Quand il avait réalisé que le dieu s'était glissé à son insu dans son lit, il avait éprouvé envers lui une fureur et une indignation si violentes qu'il bouillait encore chaque fois qu'il repensait à ce moment, où il avait d'abord cru être avec Dean. Mais, s'il avait beaucoup de mal à oublier l'humiliation qu'il avait ressentie et n'acceptait toujours pas le droit que Pothos s'était donné de disposer de sa personne, surtout après l'avoir sauvé de la mort, il y avait un autre sentiment dont Sam ne s'était pas réellement défait. C'était ce trouble, aussi vivace qu'éphémère, qui l'avait saisi là-bas, contre le mur du fond, au moment où l'Érote lui avait directement proposé de le suivre au lit pour des ébats torrides et où il était resté paralysé devant lui.
Même rattrapé par le sommeil, le chasseur eut l'impression de sentir encore le grain de la peau de Pothos sur la sienne. La tiédeur de son souffle dans son cou. D'entendre le son charmeur de sa voix tentant de le séduire. Il en ressentit tout l'inconfort, et en même temps le fourmillement caractéristique qui lui fouailla les tripes, et qu'il aurait préféré ignorer. Il ne savait pas comment. Ni même si c'était chose possible.

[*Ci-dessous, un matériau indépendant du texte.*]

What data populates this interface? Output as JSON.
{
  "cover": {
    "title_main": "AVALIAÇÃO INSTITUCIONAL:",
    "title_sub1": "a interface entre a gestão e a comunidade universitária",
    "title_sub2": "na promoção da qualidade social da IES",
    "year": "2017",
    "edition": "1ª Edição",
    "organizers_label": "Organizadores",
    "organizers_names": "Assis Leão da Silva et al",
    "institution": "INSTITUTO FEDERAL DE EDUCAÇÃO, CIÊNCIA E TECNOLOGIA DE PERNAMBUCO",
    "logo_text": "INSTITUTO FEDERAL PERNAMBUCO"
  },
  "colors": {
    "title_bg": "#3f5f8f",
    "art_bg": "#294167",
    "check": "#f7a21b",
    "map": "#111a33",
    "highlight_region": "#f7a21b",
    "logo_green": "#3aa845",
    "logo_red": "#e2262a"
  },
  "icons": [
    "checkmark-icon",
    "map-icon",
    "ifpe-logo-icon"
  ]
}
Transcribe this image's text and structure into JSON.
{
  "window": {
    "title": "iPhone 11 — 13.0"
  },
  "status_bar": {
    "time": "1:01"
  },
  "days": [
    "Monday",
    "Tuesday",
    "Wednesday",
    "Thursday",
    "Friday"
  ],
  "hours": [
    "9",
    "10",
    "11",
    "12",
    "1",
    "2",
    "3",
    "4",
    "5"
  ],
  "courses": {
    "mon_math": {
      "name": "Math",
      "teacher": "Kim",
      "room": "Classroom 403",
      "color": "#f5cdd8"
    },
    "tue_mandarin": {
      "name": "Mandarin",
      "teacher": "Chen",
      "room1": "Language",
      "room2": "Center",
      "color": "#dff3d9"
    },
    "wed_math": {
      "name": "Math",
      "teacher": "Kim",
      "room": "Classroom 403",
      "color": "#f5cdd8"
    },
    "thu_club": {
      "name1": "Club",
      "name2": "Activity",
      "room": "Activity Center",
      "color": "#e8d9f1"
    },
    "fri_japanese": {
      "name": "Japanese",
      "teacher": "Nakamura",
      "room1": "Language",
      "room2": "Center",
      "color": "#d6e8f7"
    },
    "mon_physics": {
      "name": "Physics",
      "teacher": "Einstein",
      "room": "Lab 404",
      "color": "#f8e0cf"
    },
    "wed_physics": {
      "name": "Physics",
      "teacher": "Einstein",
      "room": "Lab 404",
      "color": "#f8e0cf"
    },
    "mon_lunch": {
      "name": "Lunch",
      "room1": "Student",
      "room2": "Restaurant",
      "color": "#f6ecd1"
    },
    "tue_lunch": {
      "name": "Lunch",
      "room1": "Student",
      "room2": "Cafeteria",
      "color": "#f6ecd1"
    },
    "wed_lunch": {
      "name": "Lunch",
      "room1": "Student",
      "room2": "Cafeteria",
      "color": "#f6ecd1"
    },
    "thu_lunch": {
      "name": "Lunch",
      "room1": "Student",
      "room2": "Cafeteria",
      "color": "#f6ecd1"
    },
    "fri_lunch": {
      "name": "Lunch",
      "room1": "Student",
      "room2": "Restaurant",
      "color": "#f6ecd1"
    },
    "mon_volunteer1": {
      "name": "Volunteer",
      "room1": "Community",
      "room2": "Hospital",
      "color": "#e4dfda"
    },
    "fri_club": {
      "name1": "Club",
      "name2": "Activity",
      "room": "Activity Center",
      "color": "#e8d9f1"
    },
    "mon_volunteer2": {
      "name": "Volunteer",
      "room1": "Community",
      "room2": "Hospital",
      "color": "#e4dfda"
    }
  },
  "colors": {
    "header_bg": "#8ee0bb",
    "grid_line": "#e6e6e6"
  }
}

Si sa vulnérabilité face à Pothos devait être aussi indissoluble que l'attirance qu'il vouait à Dean, Sam ne pouvait que prier de ne plus jamais croiser sa route. Il s'endormit. Et les pensées qu'il ressassait trouvèrent un prolongement idéal dans ses rêves, qui les rejouèrent en les mélangeant en tous sens. Une fois, il se querellait avec Pothos qui portait le costume noir de Himéros ; une autre, il voyait Dean ligoté au siège au cœur du pentagramme, le bras noir comme la cendre ; une autre encore, Pothos le saillait sous la douche. Cette dernière vision fut sans conteste la plus violente, la plus perturbante, et bien qu'endormi, il se mit à s'agiter. Tiraillé entre le désir de le fuir et la sensation de plaisir, directement issue de sa première expérience avec Dean, qu'il avait transposée dans ce rêve, Sam sentit de nouveau le corps du dieu de l'Amour contre le sien, son souffle sur sa nuque, ses bras autour de son torse. L'expérience devint si intense que son pénis, violemment, se réveilla bien avant lui. Il eut pourtant l'impression d'être prêt à ouvrir les yeux, mais les stimuli physiques reprirent de plus belle quand le poids du visage de Pothos se fit plus net sur son épaule, et que ses bras l'entourèrent plus fort. Bientôt clairement conscient d'être en train de vivre un songe qu'il pouvait presque qualifier de cauchemar, Sam lutta ardemment pour s'en échapper, mais lorsqu'il fut certain d'y être enfin parvenu, il sentit l'étreinte se poursuivre indéfectiblement. Pire, à présent il distinguait dans la pénombre les bras de Pothos autour de lui, exactement comme s'il avait les yeux grands ouverts, et il eut envie de se débattre comme un possédé.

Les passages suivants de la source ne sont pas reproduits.